Etat d'urgence : le Conseil d'Etat rejette la fermeture administrative d'un snack halal

par Rédaction de France Info mercredi 6 janvier 2016 14:55
Le Conseil d\\\'Etat, à Paris
Le Conseil d'Etat, à Paris © Reuters/Charles Platiau

Saisi en appel par le ministère de l'Intérieur, le Conseil d'Etat a confirmé la décision du tribunal administratif de Nice. Le juge des référés a estimé que la fermeture de ce restaurant situé au Cannet portrait "une atteinte grave et manifestement illégale à la liberté d’entreprendre de son propriétaire". Lequel reste assigné à résidence.

C'est une décision en deux temps qu'a rendu ce mercredi le Conseil d'Etat. Le ministère de l'Intérieur l'avait saisi après la suspension par le tribunal administratif de Nice de l'assignation à résidence d'un propriétaire de restaurant et de la fermeture de son restaurant.

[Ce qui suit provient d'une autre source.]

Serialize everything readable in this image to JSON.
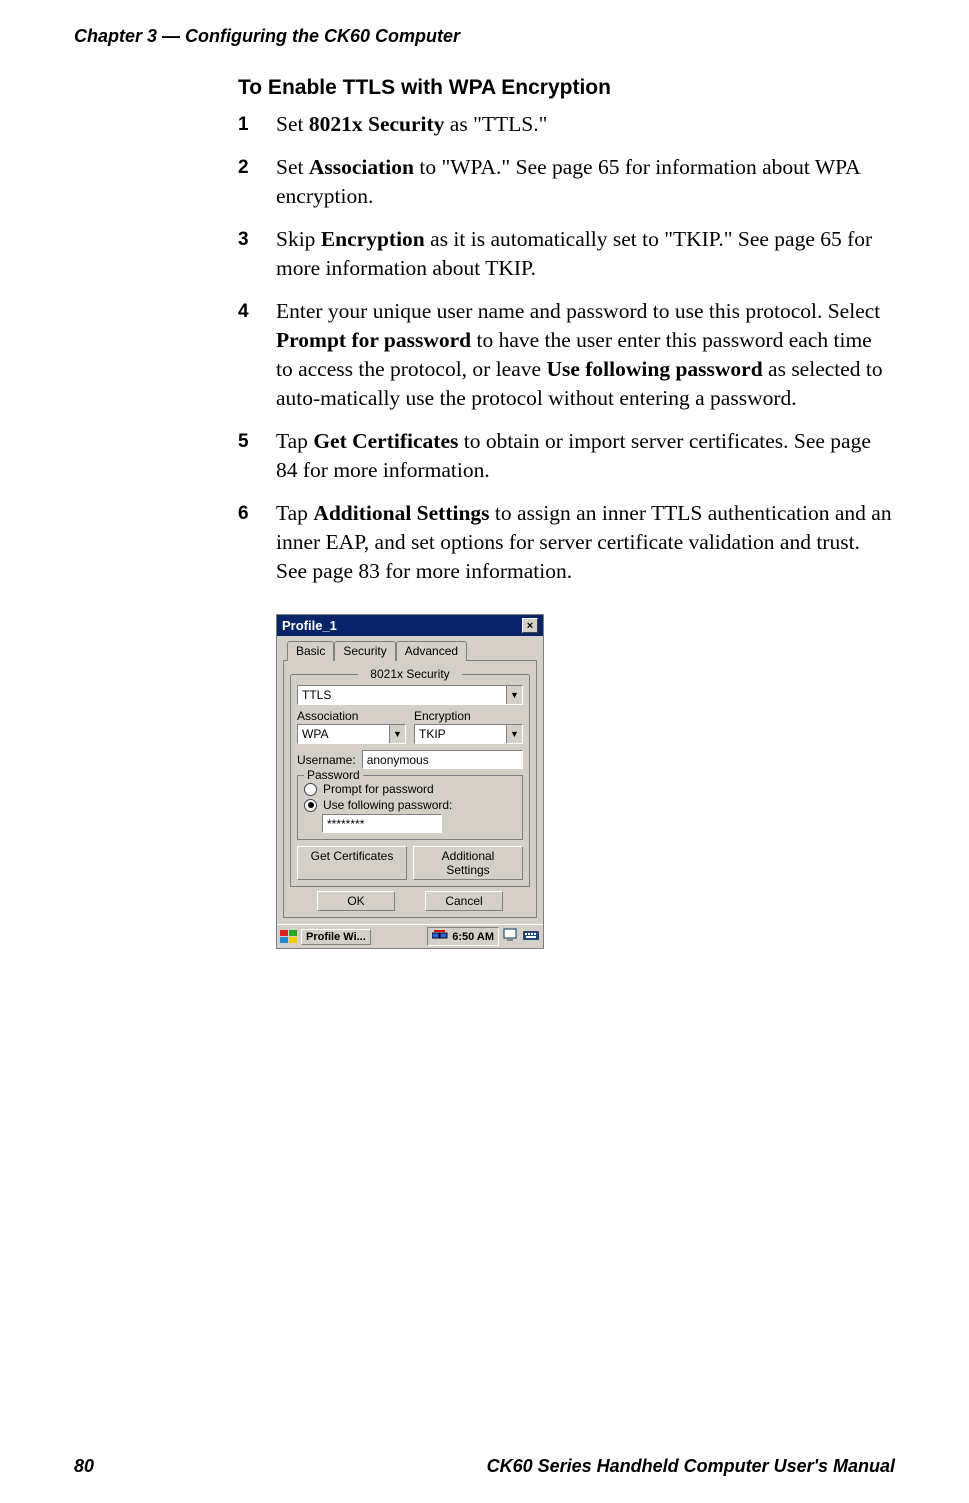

D'abord, il a donné raison aux services de Bernard Cazeneuve en estimant justifiée l'assignation à résidence du propriétaire du snack "Must Kebab" parce que "cette personne reconnaît elle-même que trois membres cannois d’une cellule terroriste qui a été démantelée fréquentaient son établissement ; qu’elle connaît également d’autres membres de cette cellule et est en lien avec certaines sur Facebook ; que son témoin de mariage, qu’elle connaît de longue date, est un islamiste radical qui a séjourné et combattu au Yémen."

Mais concernant le restaurant lui-même, le juge des référés estime qu'il n'y a dans le dossier "aucun élément" qui "fait apparaître que des personnes suspectes d’activité menaçant l’ordre public s’y seraient réunies depuis plus de deux ans". Pour lui, "l’ouverture du restaurant en 2015 ne présente pas une menace grave pour la sécurité et l’ordre publics. La mesure de fermeture du restaurant porte une atteinte grave et manifestement illégale à la liberté d’entreprendre."